| > > class (Eq key, Ord key) => Dictionary dict key dat where
| > > delete :: key -> dict -> dict
| ...
| > the first error:
| >
| > Class type variable `dat' does not appear in method signature
| > delete :: key -> dict -> dict
| >
| > Why does ghc expect that I use all of the type variables?
| > Obviously I only need
| > the key to remove an entry of a dictionary.
|
| You're right. The restriction is excessive. Thanks for pointing
| this out. Probably we should only require that at least one
| of the class variables is constrained.
I don't see this. The fact is that, if any of the variables in the
class header don't appear in the type of a method, then that method
will always have an ambiguous type. In this case, that would be:
delete :: (Dictionary dict key dat) => key -> dict -> dict
Overloading is usually resolved by looking at the context in which
an identifier is used (in other words, by looking at the types that
a functions arguments and results are expected to have). The problem
with this example is that there will never be any way for the type
system to determine which value the type variable `dat' should take.

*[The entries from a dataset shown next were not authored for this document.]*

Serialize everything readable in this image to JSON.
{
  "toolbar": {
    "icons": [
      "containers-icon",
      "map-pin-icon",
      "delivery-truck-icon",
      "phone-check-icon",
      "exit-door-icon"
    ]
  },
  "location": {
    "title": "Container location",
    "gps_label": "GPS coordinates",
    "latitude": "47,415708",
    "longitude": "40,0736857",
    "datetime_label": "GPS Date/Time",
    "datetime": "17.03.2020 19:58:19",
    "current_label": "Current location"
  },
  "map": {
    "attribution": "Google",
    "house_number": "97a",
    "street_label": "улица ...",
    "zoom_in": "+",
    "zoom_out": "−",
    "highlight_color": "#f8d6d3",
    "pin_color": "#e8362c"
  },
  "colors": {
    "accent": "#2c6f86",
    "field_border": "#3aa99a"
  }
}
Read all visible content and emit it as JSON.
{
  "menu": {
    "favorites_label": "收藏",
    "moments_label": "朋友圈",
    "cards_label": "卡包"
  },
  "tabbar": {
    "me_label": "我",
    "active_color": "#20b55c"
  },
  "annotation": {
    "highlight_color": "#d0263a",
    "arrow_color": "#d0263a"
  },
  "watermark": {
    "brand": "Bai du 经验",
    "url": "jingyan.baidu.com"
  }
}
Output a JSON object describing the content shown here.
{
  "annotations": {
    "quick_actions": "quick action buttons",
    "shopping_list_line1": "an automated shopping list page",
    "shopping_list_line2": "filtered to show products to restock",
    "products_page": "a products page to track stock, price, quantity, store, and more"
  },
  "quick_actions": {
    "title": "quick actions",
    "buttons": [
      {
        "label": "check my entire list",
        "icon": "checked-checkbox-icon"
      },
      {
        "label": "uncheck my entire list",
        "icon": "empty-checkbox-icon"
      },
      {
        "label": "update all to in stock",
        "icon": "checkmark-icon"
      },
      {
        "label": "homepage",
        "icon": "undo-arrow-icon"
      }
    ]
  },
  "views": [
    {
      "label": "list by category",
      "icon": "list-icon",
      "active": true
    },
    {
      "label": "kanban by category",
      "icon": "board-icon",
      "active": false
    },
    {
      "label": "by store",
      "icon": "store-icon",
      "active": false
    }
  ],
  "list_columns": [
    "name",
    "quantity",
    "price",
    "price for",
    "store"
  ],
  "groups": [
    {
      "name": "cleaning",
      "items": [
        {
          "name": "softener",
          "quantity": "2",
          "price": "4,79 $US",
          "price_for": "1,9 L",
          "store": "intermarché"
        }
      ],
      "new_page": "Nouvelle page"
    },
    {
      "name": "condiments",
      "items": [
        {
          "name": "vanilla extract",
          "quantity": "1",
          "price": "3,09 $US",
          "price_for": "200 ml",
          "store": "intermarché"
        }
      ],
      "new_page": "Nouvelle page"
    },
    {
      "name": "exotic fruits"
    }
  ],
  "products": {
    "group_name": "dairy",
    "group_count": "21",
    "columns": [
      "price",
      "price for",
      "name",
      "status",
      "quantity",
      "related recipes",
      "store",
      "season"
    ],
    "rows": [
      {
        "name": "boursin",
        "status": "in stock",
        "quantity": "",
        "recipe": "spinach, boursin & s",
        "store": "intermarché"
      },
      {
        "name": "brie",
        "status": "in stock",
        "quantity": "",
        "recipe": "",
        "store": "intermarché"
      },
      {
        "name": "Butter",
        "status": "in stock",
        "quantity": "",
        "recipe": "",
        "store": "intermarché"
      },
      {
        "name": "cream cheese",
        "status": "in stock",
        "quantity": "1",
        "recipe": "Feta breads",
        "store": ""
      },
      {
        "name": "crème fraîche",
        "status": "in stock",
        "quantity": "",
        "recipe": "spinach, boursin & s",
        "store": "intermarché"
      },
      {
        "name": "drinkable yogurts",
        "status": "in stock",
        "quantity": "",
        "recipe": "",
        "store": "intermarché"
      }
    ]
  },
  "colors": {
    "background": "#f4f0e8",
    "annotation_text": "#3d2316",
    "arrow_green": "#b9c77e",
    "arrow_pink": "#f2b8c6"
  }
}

Technically, this results in a loss of coherence (i.e., an undefined
semantics) for any program involving the function delete. The type
checker might as well flag the declaration of delete as an error,
because you won't ever be able to use it without producing an error.
The solution to such problems is usually to create a small hierarchy
of classes (with different numbers of parameters) such as:
class DictWithDelete key dict where
delete :: key -> dict -> dict
class DictWithDelete key dict => Dictionary key dict dat where
add :: key -> dat -> dict -> dict
etc...
However, in this case, using a constructor class as Simon suggested is
almost certainly the best approach.
I don't see how Simon's suggestion of replacing "all" with "at least one"
could be made to work in general. Such an approach is however possible
if you are working with multiple parameter classes where the variables in
one parameter are determined directly by the parameters in another.
For example, consider the following class:
class Collection elem col where
empty :: col
add :: elem -> col -> col
del :: elem -> col -> col
enum :: col -> [elem]
By the argument above, one should expect empty to be rejected as having
an ambiguous type: Collection elem col => col. However, we could also
imagine modifying the definition of ambiguity to take account of the fact
that, in practice, the value of elem would probably be uniquely determined
by the value of col, and hence the context in which empty is used could
still provide enough information to allow the overloading to be resolved.
This is one of the key ideas behind Chen, Hudak and Odersky's proposal
for parametric classes. The weaker notion of ambiguity here is just what
the AV operator (in my own thesis) was about. Note that this would require
a new extension to the syntax of class declarations; at the moment, there
is no way to express any kind of dependency between the parameters of a
class. (Nor are there mechanisms in the compilers to enforce them!)
All the best,
Mark